Does your home have an open-concept floor plan? It could be a fire trap.

PHOENIX - It’s the most popular design on nearly every home improvement show: open floor plans.

Television hosts even revel in knocking walls down to open up spaces, but what they are not telling you is getting rid of those walls could be turning your home into one big fire trap.

"What we’re doing on this is you have an open floor plan that goes out so there’s no barrier. It’s gonna be a free burn the entire time," said Gilbert Fire Battalion Chief Josh Ehrman.

The Gilbert and Mesa fire departments gave 12 News an exclusive look into how quickly things can go wrong when sparks ignite in an open floor plan.

When firefighters started a controlled fire behind a chair in the corner of a living room, it didn't take long for smoke and flames to reach the rest of the space.

The smoke detector started alarming just 30 seconds after the first flame. Less than two minutes later, those growing flames traveled down to the floor and up the walls. In just two more minutes, typically when the fire department would be arriving, there was black, deadly smoke filling the entire room.

“That’s all your cyanides, all your hydrocarbons, all the carcinogens, all the things that give you cancer,” Ehrman said.

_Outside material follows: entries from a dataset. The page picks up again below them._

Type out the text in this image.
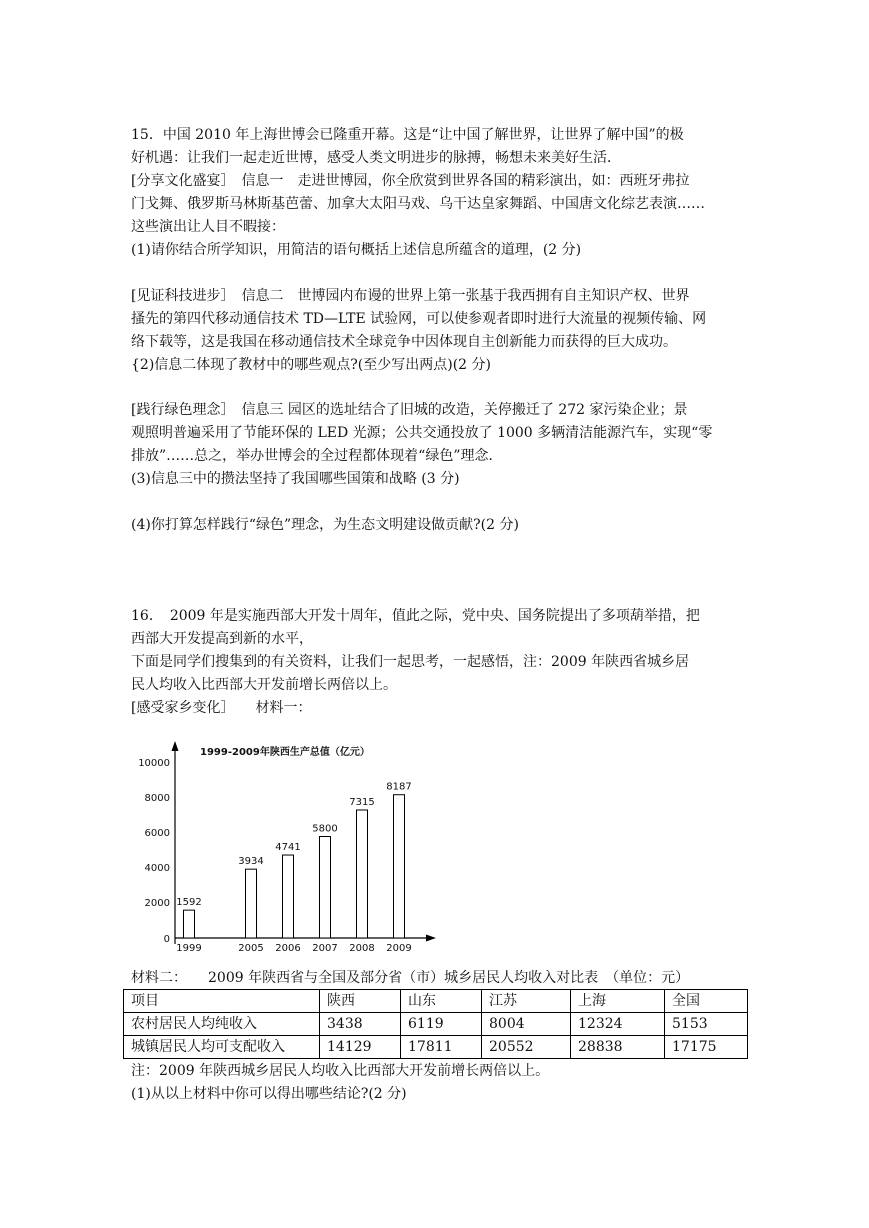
15．中国 2010 年上海世博会已隆重开幕。这是“让中国了解世界，让世界了解中国”的极
好机遇：让我们一起走近世博，感受人类文明进步的脉搏，畅想未来美好生活．
[分享文化盛宴］　信息一　走进世博园，你全欣赏到世界各国的精彩演出，如：西班牙弗拉
门戈舞、俄罗斯马林斯基芭蕾、加拿大太阳马戏、乌干达皇家舞蹈、中国唐文化综艺表演……
这些演出让人目不暇接：
(1)请你结合所学知识，用简洁的语句概括上述信息所蕴含的道理，(2 分)
[见证科技进步］　信息二　世博园内布谩的世界上第一张基于我西拥有自主知识产权、世界
搔先的第四代移动通信技术 TD—LTE 试验网，可以使参观者即时进行大流量的视频传输、网
络下载等，这是我国在移动通信技术全球竞争中因体现自主创新能力而获得的巨大成功。
{2)信息二体现了教材中的哪些观点?(至少写出两点)(2 分)
[践行绿色理念］　信息三 园区的选址结合了旧城的改造，关停搬迁了 272 家污染企业；景
观照明普遍采用了节能环保的 LED 光源；公共交通投放了 1000 多辆清洁能源汽车，实现“零
排放”……总之，举办世博会的全过程都体现着“绿色”理念．
(3)信息三中的攒法坚持了我国哪些国策和战略 (3 分)
(4)你打算怎样践行“绿色”理念，为生态文明建设做贡献?(2 分)
16．　2009 年是实施西部大开发十周年，值此之际，党中央、国务院提出了多项葫举措，把
西部大开发提高到新的水平，
下面是同学们搜集到的有关资料，让我们一起思考，一起感悟，注：2009 年陕西省城乡居
民人均收入比西部大开发前增长两倍以上。
[感受家乡变化］　　材料一：
1999-2009年陕西生产总值（亿元）
0
2000
4000
6000
8000
10000
1592
1999
3934
2005
4741
2006
5800
2007
7315
2008
8187
2009
材料二：　　2009 年陕西省与全国及部分省（市）城乡居民人均收入对比表　（单位：元）
项目	陕西	山东	江苏	上海	全国
农村居民人均纯收入	3438	6119	8004	12324	5153
城镇居民人均可支配收入	14129	17811	20552	28838	17175
注：2009 年陕西城乡居民人均收入比西部大开发前增长两倍以上。
(1)从以上材料中你可以得出哪些结论?(2 分)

The open floor plan allows that cocktail of toxins to spread to the kitchen.

"If you had a wall, this would be completely clear over here," Ehrman said.

In less than 10 minutes, the simulation was producing so much smoke it was no longer safe. Firefighters stepped in and doused the fire. The living room and kitchen were destroyed.

And open floor plans are not the only culprit here.

“It’s not only the open floor plans. It’s the elevated ceiling and the lightweight trusses above it," said Mesa Deputy Fire Chief Glenn Crabtree. "So you’re just compressing your time.”

Decorations and furniture of the times add more fuel to fire.

"In the past, this was made out of cotton. Now, it’s foam and it’s plastic," Ehrman said. "That burns twice as hot as normal cotton, wood, anything like that."

Foam and plastic not only burn hotter, they also burn faster. And the smoke that is produced when they do is deadly.

Crabtree started with the Mesa Fire Department 25 years ago. He says back then homes were built differently and according to him, "easy to navigate."

This is not to say homeowners should steer clear of these new trends in home improvement -- it's almost impossible to do so. But Ehrman and Crabtree hope those who do have open floor plans and vaulted ceilings learn from this simulation. So if the unthinkable happens, they can be prepared.

"We shouldn't be afraid of them. We should just understand that if that starts a fire in your house, that it could be devastating,” Crabtree said.

Firefighters say the best way to prevent a destructive fire is a smoke alarm. They say they are the most crucial tool and advise homeowners to place them in both high and low places throughout your home.

For more on what you can do right now to better prepare yourself for a disaster, watch the video below for what Vessa Roberts with East Valley Disaster Services recommends. (If you can't see the video, click here.)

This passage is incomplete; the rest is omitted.